Ogni mattina Padre Pio a colloquio con la Madonna prima di andare a confessare

Il racconto di Padre Eusebio Notte

Padre Eusebio Notte nelle sue memorie ha raccontato che lungo il percorso che portava Padre Pio dalla sua stanza alla sagrestia della chiesetta antica, c’erano diverse soste.
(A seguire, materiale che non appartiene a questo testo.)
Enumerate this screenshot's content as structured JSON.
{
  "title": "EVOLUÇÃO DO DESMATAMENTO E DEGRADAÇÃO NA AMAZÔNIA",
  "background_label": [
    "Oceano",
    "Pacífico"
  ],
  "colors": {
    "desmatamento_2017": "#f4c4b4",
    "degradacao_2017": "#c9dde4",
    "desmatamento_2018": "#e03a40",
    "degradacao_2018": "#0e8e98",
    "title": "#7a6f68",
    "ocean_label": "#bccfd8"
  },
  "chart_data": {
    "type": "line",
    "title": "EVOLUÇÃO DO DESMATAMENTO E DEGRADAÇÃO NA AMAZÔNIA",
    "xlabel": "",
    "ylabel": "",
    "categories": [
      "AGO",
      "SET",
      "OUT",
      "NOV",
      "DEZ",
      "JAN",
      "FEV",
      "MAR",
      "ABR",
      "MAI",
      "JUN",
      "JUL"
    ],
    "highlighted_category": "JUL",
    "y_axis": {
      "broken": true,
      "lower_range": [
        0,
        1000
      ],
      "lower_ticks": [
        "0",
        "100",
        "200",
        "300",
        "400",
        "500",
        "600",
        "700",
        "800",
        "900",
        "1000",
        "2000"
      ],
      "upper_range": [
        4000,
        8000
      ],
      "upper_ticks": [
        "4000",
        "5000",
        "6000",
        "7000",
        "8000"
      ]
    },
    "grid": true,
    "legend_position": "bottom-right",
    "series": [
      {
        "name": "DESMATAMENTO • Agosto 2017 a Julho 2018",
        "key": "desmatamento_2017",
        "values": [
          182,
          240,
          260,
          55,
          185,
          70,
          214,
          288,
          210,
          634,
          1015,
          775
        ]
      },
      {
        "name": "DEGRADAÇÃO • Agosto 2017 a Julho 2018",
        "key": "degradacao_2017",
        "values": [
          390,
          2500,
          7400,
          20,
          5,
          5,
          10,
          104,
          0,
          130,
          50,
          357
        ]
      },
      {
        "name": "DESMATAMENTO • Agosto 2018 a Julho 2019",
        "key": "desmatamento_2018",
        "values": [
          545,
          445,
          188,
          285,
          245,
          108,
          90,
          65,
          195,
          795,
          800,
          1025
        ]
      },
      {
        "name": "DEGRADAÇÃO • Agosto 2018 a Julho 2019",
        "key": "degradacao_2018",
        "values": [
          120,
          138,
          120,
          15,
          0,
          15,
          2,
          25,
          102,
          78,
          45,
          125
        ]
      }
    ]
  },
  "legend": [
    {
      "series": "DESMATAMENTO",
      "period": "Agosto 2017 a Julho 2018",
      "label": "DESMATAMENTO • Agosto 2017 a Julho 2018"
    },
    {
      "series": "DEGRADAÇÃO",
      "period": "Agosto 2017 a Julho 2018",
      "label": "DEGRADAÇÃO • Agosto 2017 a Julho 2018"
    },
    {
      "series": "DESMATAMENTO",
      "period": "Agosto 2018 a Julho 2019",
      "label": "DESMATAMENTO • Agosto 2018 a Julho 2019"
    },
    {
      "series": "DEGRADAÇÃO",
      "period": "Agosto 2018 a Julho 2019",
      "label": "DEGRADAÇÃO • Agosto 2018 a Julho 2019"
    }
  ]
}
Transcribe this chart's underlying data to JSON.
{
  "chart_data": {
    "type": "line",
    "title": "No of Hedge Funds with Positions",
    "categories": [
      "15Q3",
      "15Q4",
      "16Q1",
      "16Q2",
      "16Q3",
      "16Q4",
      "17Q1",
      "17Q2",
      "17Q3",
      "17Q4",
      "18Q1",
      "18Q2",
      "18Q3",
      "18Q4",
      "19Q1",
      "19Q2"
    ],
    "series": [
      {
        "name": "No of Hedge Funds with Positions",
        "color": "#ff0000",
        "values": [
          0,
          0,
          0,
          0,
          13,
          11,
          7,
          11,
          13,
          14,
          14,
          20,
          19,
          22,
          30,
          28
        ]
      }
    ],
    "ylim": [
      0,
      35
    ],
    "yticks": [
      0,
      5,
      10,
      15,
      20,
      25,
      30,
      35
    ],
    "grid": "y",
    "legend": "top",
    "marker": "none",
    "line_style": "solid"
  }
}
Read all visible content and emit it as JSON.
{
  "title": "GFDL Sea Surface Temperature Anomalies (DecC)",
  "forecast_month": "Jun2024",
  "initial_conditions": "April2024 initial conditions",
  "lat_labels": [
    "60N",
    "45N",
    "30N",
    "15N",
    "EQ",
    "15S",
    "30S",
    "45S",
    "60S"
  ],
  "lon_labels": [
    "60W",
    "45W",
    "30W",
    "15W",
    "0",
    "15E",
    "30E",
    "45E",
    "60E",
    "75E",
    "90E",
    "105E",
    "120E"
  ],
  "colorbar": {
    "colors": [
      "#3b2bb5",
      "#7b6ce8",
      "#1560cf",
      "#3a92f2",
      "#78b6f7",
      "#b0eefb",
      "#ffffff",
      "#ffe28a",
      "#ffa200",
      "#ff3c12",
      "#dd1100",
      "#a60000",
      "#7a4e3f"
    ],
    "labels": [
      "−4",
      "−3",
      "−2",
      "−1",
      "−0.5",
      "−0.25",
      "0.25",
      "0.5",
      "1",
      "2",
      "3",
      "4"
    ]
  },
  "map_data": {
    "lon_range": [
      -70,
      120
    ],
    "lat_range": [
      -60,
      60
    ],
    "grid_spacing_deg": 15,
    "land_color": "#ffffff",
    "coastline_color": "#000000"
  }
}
L’ultima sosta era quella che faceva immediatamente prima di entrare nella sagrestia vecchia, ai piedi di una rampa di scale che dal corridoio del primo piano portava a pianterreno.

Qui c’è una bella immagine dell’Immacolata.  I fedeli non possono vederla, perché si trova in clausura.

Puntualmente Padre Pio si fermava lì, perché sembrava che quella Mamma Immacolata stesse ad aspettarlo, prima che si tuffasse nel lavaggio delle anime dai peccati, attraverso la confessione.

Padre Pio, con la mano destra si aggrappava all’appoggiamano, mentre con la sinistra continuava a reggere la sua arma, la corona, specie in quel momento quando si preparava a lottare contro satana e cacciarlo dalle anime. “Io lo reggevo sottobraccio, per evitare che perdesse l’equilibrio” raconta Padre Eusebio.

Diversi minuti con Maria, mormorando un’altra preghiera, di cui ogni tanto, Padre Eusebio, afferrava qualche parola. Prima cosa che faceva, recitava la formula che una volta recitavamo tutti quanti prima di andare a confessare: “assolvere i peccati, secondo la facoltà ricevuta dalla Chiesa, poi uno sguardo alla Madonna, un mezzo gemito o un sospiro d’amore, e giù al lavoro”.

“Sono sicuro – scriveva padre Eusebio – che l’Immacolata lo aiutava a non sporcarsi, mentre puliva o purificava gli altri, ridonando ad essi la grazia di Dio”.